By 1974-1975 Blind Brook Jr.-Sr. High School now had grades 7 through 11 and was going to have to field Varsity teams. Our principal, a big fan of mine, pressured the Athletic Director to appoint me as the Varsity basketball coach, leap-frogging over the JV coach (who had previously coached the Jr. High team for many years). That coach would now be a step below me --- not a great situation (athletically or politically). Nonetheless, at 25 years of age with one year of coaching under my belt and no experience other than being a Varsity player from 1965-1967 I was now a Varsity basketball coach. In 1974-75 Blind Brook also had the disadvantage of: a) no seniors on our squad; and b) no one over about 6’2” tall. Nonetheless, we competed. We ended the season 0-16 and never even came close to winning a game. At season’s end the JV coach resigned and I was included in the interviews for who might replace him.
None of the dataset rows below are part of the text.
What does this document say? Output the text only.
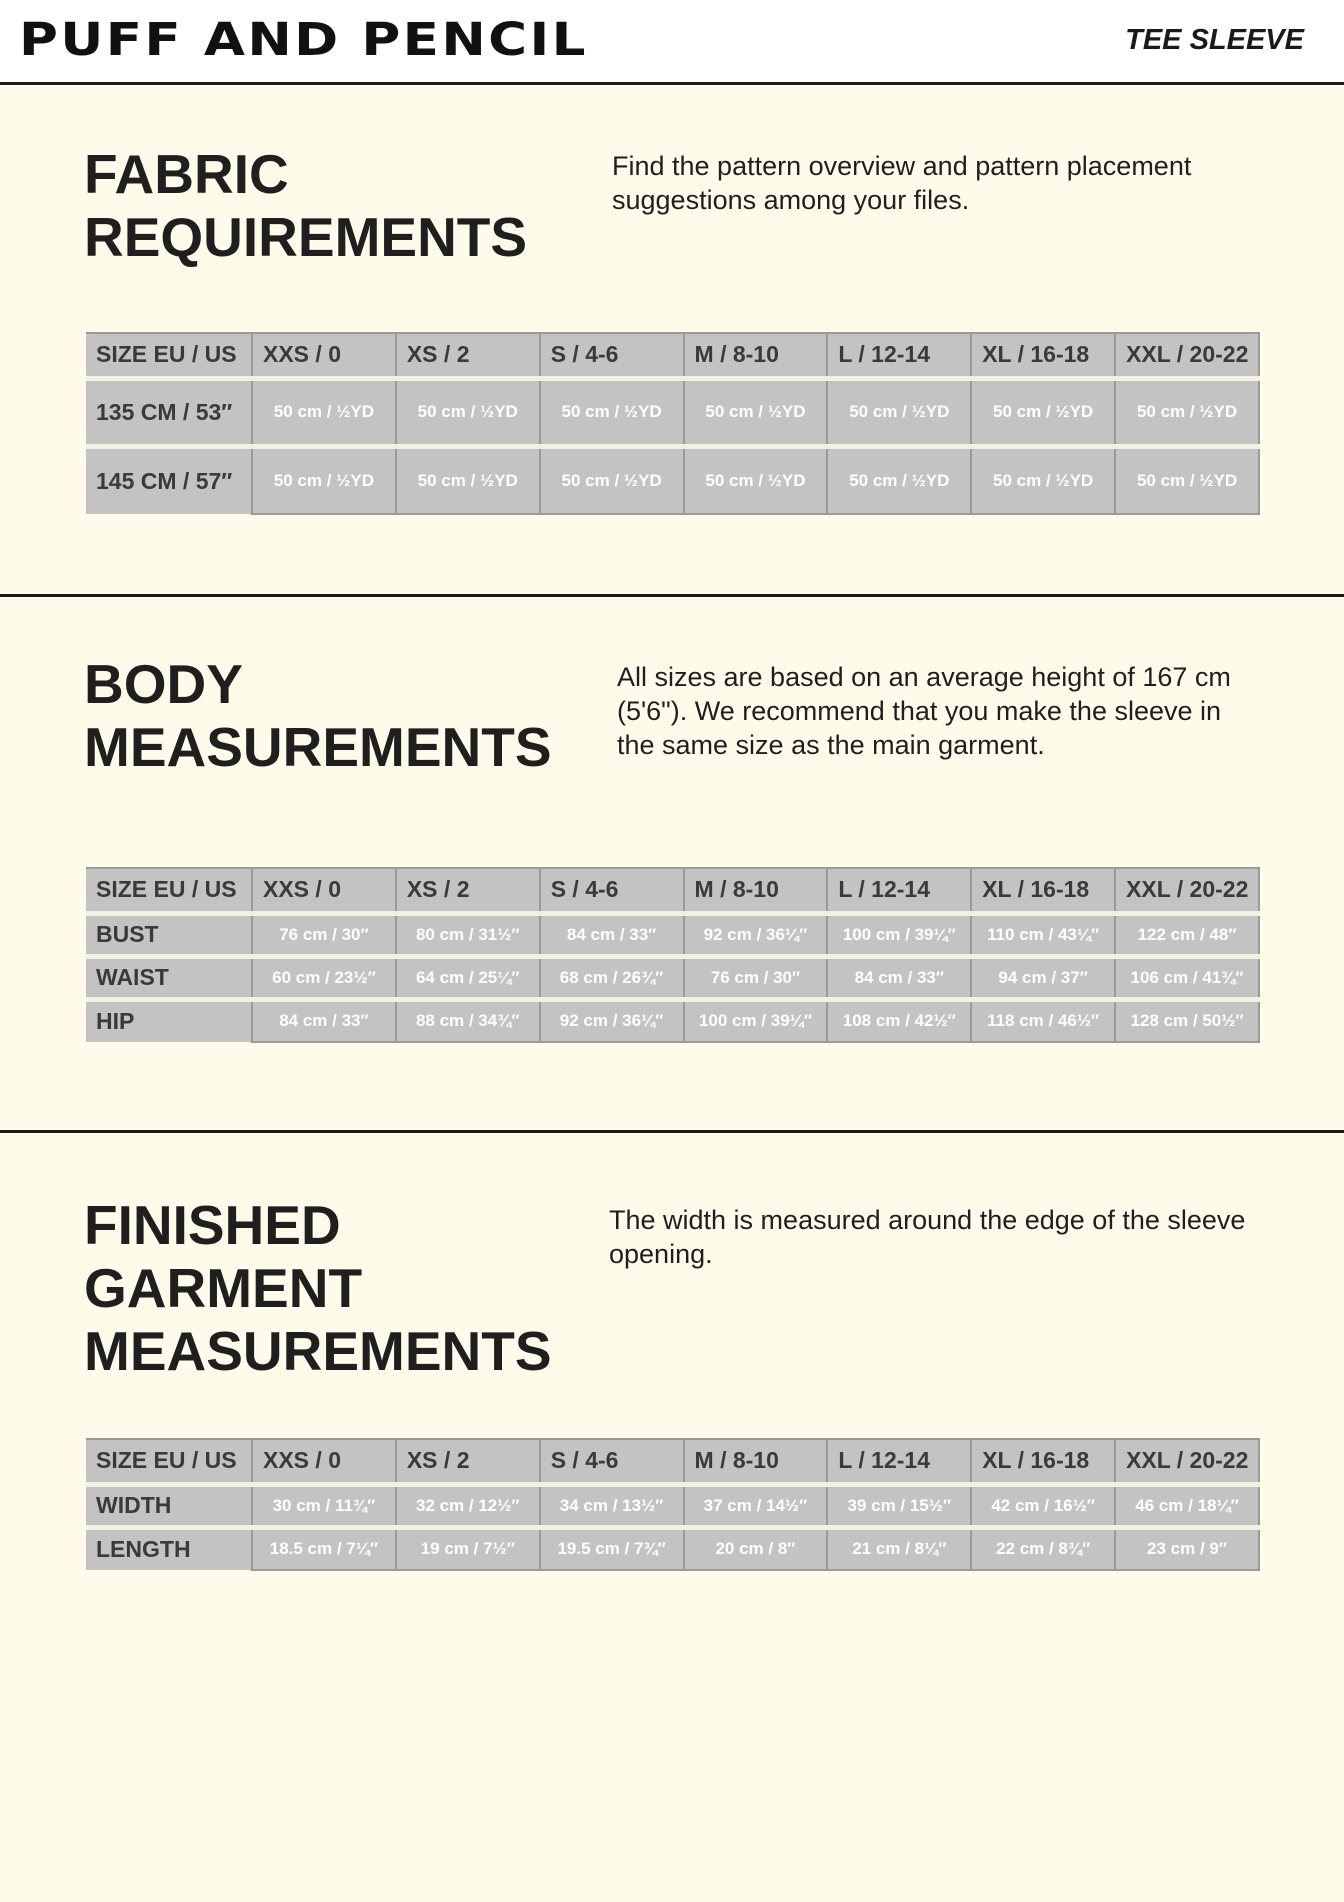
PUFF AND PENCIL	TEE SLEEVE
FABRIC
REQUIREMENTS

Find the pattern overview and pattern placement suggestions among your files.

SIZE EU / US	XXS / 0	XS / 2	S / 4-6	M / 8-10	L / 12-14	XL / 16-18	XXL / 20-22
135 CM / 53″	50 cm / ½YD	50 cm / ½YD	50 cm / ½YD	50 cm / ½YD	50 cm / ½YD	50 cm / ½YD	50 cm / ½YD
145 CM / 57″	50 cm / ½YD	50 cm / ½YD	50 cm / ½YD	50 cm / ½YD	50 cm / ½YD	50 cm / ½YD	50 cm / ½YD
BODY
MEASUREMENTS

All sizes are based on an average height of 167 cm (5'6"). We recommend that you make the sleeve in the same size as the main garment.

SIZE EU / US	XXS / 0	XS / 2	S / 4-6	M / 8-10	L / 12-14	XL / 16-18	XXL / 20-22
BUST	76 cm / 30″	80 cm / 31½″	84 cm / 33″	92 cm / 36¼″	100 cm / 39¼″	110 cm / 43¼″	122 cm / 48″
WAIST	60 cm / 23½″	64 cm / 25¼″	68 cm / 26¾″	76 cm / 30″	84 cm / 33″	94 cm / 37″	106 cm / 41¾″
HIP	84 cm / 33″	88 cm / 34¾″	92 cm / 36¼″	100 cm / 39¼″	108 cm / 42½″	118 cm / 46½″	128 cm / 50½″
FINISHED
GARMENT
MEASUREMENTS

The width is measured around the edge of the sleeve opening.

SIZE EU / US	XXS / 0	XS / 2	S / 4-6	M / 8-10	L / 12-14	XL / 16-18	XXL / 20-22
WIDTH	30 cm / 11¾″	32 cm / 12½″	34 cm / 13½″	37 cm / 14½″	39 cm / 15½″	42 cm / 16½″	46 cm / 18¼″
LENGTH	18.5 cm / 7¼″	19 cm / 7½″	19.5 cm / 7¾″	20 cm / 8″	21 cm / 8¼″	22 cm / 8¾″	23 cm / 9″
By 1975-1976 we now had seniors on the team and, more importantly, our ninth graders (my junior high team) were beginning to play JV ball under the guidance of Jim Spano – a great player who was an even better coach (lucky me!). Our “long-term plan” was to have a very successful team by the time these freshmen were seniors. Long story short: second varsity season we were 2-14 (after losing 26 consecutive games over two years we won two in a row!), but then we won 5 and then 8, and we were ready for our “boys,” now seniors, to hit the big time.
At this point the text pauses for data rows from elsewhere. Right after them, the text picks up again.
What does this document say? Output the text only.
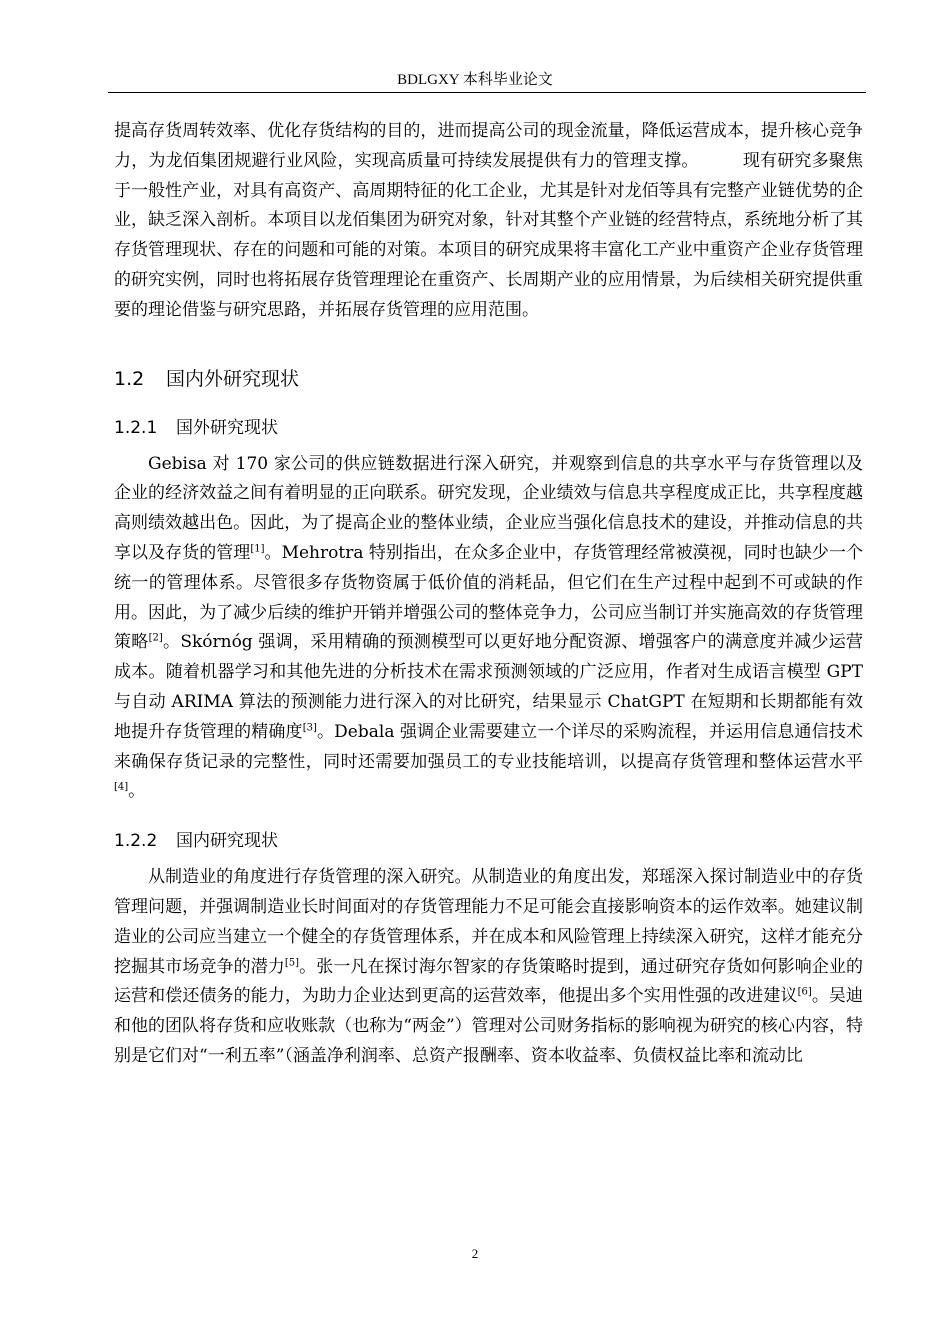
BDLGXY 本科毕业论文

提高存货周转效率、优化存货结构的目的，进而提高公司的现金流量，降低运营成本，提升核心竞争力，为龙佰集团规避行业风险，实现高质量可持续发展提供有力的管理支撑。	现有研究多聚焦于一般性产业，对具有高资产、高周期特征的化工企业，尤其是针对龙佰等具有完整产业链优势的企业，缺乏深入剖析。本项目以龙佰集团为研究对象，针对其整个产业链的经营特点，系统地分析了其存货管理现状、存在的问题和可能的对策。本项目的研究成果将丰富化工产业中重资产企业存货管理的研究实例，同时也将拓展存货管理理论在重资产、长周期产业的应用情景，为后续相关研究提供重要的理论借鉴与研究思路，并拓展存货管理的应用范围。

1.2 国内外研究现状
1.2.1 国外研究现状

Gebisa 对 170 家公司的供应链数据进行深入研究，并观察到信息的共享水平与存货管理以及企业的经济效益之间有着明显的正向联系。研究发现，企业绩效与信息共享程度成正比，共享程度越高则绩效越出色。因此，为了提高企业的整体业绩，企业应当强化信息技术的建设，并推动信息的共享以及存货的管理[1]。Mehrotra 特别指出，在众多企业中，存货管理经常被漠视，同时也缺少一个统一的管理体系。尽管很多存货物资属于低价值的消耗品，但它们在生产过程中起到不可或缺的作用。因此，为了减少后续的维护开销并增强公司的整体竞争力，公司应当制订并实施高效的存货管理策略[2]。Skórnóg 强调，采用精确的预测模型可以更好地分配资源、增强客户的满意度并减少运营成本。随着机器学习和其他先进的分析技术在需求预测领域的广泛应用，作者对生成语言模型 GPT 与自动 ARIMA 算法的预测能力进行深入的对比研究，结果显示 ChatGPT 在短期和长期都能有效地提升存货管理的精确度[3]。Debala 强调企业需要建立一个详尽的采购流程，并运用信息通信技术来确保存货记录的完整性，同时还需要加强员工的专业技能培训，以提高存货管理和整体运营水平[4]。

1.2.2 国内研究现状

从制造业的角度进行存货管理的深入研究。从制造业的角度出发，郑瑶深入探讨制造业中的存货管理问题，并强调制造业长时间面对的存货管理能力不足可能会直接影响资本的运作效率。她建议制造业的公司应当建立一个健全的存货管理体系，并在成本和风险管理上持续深入研究，这样才能充分挖掘其市场竞争的潜力[5]。张一凡在探讨海尔智家的存货策略时提到，通过研究存货如何影响企业的运营和偿还债务的能力，为助力企业达到更高的运营效率，他提出多个实用性强的改进建议[6]。吴迪和他的团队将存货和应收账款（也称为“两金”）管理对公司财务指标的影响视为研究的核心内容，特别是它们对“一利五率”（涵盖净利润率、总资产报酬率、资本收益率、负债权益比率和流动比

2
To put in perspective how good a group of athletes we had, during the fall season this group won the New York State soccer championship! Impressive. The 1978-79 season, 40 years ago, that group of players (the classes of 1979 & 1980), a 6th seed in the Tournament, took us to the Sectional Finals, where we lost a 3 point game to the eventual State champions. Despite the disappointing finish, it was the most fun, the most satisfying, and the most exceptional group of people I ever had the pleasure to coach.
This past Monday night, 40 years later, players from the classes of ’78,’ 79, and ’80 met for dinner in what has become an annual event (since the mid-2000-aughts or so). My “kids” are now in their mid to late 50’s and I’ll be 70 in May. I can’t describe how much this team still enjoys each other’s company and how much they demonstrate their respect and affection for their coaches. I liken it to my family (my cousins, whom I almost never see) and I pick up conversations as if no time has passed when we see each other (usually at funerals these days). This team --- and they were the perfect embodiment of that notion, that “team” that every coach wants to work with --- revels in each other’s presence and, every December, catches up, rehashes, teases, and loves being together. From my perspective it’s the greatest holiday present people can share --- the connection and long-standing bond with people you love and respect.
The “Team” members are well-established adults now, of course, and quite successful ones at that. It’s gratifying, as an educator, to see how well they’ve done. More than that, though, as with family, it’s just a pure joy to get to spend time with people you spent countless hours with years ago who still exhibit the energy, the intelligence, and the basic human kindness that was just the tip of each iceberg in 1978-79.
I’m already looking forward to next December and hoping that I’ll have opportunities to spend time with some (or all) of them during 2019, even before December!
I hope everyone who might read this has a great Holiday season and a great New Year.